Customers use the digital screen to place an order at a McDonald’s restaurant.

Joe Raedle | Getty Images

The coronavirus pandemic led McDonald’s to scale back its menu and shelve any menu additions.

Now, as the fast-food chain slowly reopens U.S. dining rooms, it’s looking to bring back some menu items, according to CEO Chris Kempczinski.

“We will certainly add things back to the menu. Whether it goes all the way back to where we were pre-Covid, I think that’s probably unlikely,” Kempczinski said Tuesday during a virtual Evercore ISI investor conference.

“But I think that it’s equally unlikely that we’ll stay with the current menu because the customer is looking for a broader array of menu items than what we currently have,” he added.

The limited menu helped McDonald’s fill drive-thru orders quickly, even if its kitchens were short staffed. It cut certain items that were more complex or didn’t sell as well and limited breakfast to only morning hours. About a year ago, the chain had phased out some items, like its line of premium burgers, in a bid to speed up its service times. 

McDonald’s management could face some pushback from franchisees. The board of the National Owners Association, an independent advocacy group for U.S. franchisees, said in early June in an emailed update to the association’s members that keeping menus simplified was its top priority.

The company is also thinking about how to launch new menu items. As consumers spent less money at restaurants and McDonald’s same-store sales declined, the company shelved some of its plans. 

“In the U.S., this is going to be up to Joe Erlinger, our U.S. president, working with the local owner-operators there to figure out the right timing to go do this,” Kempczinski said.

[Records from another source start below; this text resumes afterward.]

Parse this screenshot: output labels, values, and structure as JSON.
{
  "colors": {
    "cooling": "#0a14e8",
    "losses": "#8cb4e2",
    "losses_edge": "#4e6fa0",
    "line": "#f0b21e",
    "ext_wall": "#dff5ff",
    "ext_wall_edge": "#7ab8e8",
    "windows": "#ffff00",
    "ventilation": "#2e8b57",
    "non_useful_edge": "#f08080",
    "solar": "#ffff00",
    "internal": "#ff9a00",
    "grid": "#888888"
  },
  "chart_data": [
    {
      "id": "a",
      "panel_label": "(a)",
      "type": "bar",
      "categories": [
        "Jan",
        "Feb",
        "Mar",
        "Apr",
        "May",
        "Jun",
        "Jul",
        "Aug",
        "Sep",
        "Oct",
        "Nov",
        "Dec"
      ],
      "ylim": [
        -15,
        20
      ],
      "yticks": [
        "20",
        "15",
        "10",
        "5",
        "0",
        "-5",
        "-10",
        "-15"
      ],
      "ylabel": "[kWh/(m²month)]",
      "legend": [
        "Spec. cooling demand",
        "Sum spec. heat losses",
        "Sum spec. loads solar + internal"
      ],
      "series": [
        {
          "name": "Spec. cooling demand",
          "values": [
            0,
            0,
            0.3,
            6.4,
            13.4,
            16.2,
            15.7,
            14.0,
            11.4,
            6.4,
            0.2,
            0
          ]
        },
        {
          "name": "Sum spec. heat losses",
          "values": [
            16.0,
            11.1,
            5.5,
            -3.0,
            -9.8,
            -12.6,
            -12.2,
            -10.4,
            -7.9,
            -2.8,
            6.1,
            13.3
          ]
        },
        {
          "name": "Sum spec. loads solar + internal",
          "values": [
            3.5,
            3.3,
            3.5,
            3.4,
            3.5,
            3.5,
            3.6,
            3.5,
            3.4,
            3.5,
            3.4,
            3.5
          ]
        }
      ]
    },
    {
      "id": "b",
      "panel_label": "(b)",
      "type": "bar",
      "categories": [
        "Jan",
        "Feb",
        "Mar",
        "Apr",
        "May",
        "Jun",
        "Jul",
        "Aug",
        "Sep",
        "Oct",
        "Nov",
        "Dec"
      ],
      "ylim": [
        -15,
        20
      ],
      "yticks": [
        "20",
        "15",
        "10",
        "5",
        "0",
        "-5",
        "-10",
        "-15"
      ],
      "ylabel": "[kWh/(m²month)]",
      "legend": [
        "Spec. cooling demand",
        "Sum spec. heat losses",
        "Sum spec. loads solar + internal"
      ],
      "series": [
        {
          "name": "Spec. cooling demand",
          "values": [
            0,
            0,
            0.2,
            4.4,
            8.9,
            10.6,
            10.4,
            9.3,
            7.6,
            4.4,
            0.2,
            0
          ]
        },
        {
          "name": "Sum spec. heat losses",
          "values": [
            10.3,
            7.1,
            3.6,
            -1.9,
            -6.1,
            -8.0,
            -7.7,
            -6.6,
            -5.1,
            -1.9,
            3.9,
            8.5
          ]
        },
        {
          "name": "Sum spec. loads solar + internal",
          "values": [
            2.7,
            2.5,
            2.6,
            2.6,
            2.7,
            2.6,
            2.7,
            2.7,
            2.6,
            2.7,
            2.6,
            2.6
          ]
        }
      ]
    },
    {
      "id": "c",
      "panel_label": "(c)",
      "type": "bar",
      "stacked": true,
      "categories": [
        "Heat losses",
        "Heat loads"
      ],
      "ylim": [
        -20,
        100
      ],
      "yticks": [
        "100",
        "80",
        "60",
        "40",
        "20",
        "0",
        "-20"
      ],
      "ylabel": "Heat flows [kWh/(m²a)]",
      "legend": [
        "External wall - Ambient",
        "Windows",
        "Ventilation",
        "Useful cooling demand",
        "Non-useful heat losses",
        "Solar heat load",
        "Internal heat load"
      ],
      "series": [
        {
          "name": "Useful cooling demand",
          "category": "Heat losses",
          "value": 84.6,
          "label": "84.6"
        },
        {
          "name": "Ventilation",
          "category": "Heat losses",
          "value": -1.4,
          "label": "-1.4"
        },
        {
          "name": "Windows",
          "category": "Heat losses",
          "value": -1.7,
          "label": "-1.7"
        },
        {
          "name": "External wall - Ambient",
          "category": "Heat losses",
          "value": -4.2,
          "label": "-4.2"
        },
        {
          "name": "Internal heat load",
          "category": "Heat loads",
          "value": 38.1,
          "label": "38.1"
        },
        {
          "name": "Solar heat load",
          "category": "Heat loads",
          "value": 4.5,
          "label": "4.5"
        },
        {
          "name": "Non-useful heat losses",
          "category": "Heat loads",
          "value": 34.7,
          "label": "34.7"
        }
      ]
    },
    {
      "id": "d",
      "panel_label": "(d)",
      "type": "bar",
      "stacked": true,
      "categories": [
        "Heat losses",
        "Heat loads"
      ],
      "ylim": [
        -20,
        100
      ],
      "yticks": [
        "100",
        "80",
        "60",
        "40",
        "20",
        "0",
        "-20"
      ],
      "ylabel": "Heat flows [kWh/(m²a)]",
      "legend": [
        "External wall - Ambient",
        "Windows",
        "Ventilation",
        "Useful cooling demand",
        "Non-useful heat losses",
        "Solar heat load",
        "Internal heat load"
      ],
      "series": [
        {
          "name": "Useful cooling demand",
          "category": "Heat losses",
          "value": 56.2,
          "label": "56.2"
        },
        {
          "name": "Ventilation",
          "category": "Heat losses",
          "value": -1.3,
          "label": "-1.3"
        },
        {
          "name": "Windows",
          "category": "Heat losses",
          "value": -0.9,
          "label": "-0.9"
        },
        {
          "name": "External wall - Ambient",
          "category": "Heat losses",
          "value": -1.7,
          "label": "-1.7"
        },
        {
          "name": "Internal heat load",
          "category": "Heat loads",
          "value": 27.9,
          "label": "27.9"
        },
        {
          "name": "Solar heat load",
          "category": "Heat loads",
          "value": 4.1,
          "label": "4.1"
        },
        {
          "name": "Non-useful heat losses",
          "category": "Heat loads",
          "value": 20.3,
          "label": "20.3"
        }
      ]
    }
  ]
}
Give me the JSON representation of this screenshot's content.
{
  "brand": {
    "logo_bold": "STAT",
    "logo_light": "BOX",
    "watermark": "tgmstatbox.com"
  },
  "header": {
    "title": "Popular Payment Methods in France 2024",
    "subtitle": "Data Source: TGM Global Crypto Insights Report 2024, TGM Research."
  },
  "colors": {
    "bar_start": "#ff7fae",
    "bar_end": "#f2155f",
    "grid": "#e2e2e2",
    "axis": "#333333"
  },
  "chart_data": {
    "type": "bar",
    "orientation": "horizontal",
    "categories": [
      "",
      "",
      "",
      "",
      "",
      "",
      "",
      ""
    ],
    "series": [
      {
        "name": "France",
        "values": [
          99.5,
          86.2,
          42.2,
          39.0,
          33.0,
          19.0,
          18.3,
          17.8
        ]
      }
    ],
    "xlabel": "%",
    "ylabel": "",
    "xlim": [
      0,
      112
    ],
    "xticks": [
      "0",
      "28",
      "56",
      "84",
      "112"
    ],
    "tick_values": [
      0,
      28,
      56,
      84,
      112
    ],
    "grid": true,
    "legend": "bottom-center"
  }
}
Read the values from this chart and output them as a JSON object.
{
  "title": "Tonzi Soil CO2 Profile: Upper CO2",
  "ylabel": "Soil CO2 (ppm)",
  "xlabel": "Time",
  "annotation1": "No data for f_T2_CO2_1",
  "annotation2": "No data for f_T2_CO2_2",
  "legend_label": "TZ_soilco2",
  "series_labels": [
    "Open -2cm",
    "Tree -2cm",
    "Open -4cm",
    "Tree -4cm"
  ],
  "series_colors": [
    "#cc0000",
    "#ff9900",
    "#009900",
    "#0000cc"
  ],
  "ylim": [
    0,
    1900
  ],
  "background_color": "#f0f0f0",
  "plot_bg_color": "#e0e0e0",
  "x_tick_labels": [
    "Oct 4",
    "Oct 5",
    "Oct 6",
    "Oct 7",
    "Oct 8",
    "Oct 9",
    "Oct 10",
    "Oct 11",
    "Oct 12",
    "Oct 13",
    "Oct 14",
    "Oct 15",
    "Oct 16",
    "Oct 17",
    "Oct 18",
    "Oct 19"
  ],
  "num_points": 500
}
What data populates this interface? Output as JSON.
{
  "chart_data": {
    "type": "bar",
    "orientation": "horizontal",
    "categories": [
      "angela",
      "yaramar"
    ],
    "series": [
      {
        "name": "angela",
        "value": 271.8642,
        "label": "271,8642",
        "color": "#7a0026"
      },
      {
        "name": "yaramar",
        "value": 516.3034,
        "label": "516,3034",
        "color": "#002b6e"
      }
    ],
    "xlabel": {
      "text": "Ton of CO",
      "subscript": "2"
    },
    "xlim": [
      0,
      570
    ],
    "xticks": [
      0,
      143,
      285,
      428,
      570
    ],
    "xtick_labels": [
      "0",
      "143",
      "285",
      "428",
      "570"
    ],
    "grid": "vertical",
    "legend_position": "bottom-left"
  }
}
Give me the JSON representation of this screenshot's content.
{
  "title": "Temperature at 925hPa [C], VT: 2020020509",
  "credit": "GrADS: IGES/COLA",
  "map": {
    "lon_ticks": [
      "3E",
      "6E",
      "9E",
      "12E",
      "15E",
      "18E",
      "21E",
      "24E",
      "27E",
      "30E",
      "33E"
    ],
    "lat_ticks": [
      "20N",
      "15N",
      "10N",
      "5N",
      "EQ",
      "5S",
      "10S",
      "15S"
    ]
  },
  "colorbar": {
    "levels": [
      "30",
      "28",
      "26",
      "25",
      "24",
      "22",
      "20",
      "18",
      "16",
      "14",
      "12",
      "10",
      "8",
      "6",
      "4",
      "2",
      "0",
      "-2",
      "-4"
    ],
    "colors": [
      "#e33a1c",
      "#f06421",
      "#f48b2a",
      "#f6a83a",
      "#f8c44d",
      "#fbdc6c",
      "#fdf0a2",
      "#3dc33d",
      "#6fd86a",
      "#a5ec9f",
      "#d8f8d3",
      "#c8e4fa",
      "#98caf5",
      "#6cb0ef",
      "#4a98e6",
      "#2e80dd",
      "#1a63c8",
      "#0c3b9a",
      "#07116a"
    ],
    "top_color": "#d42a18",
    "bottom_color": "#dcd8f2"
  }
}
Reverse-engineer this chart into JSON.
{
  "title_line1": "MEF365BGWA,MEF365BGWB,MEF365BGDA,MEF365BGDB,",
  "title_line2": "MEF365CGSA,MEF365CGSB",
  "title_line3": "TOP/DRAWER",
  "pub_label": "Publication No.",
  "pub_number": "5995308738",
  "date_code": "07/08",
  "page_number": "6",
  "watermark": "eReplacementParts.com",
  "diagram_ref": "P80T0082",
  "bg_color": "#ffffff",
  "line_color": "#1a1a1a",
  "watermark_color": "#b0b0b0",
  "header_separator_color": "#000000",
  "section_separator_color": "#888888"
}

Kempczinski appeared to refer to a delayed launch of its chicken sandwich, which was created to rival those of Chick-fil-A and Popeyes Louisiana Kitchen. McDonald’s tested its Crispy Chicken Sandwich in two markets in December and January.

“We certainly believe that there’s a big opportunity for us in chicken, but wasn’t the right time to go after that,” Kempczinski said. 

Other halted plans included news around baked goods and breakfast, according to Kempczinski. Consumers have been eating more breakfast at home due to the pandemic, and lost breakfast sales accounted for more than half of McDonald’s U.S. same-store sales declines in May.

Stifel analyst Chris O’Cull wrote in a note to clients that recovering breakfast sales will become a “critical factor” for future revenue and profitability.

“Prior to COVID, breakfast represented 25% of US sales, and was [McDonald’s] most profitable daypart, primarily due to beverage margin,” O’Cull said.

Shares of McDonald’s were up less than 1% in afternoon trading after the company reported that its global same-store sales fell almost 30% during the first two months of its second quarter. The stock, which has a market value of $147 billion, has fallen 3% so far this year.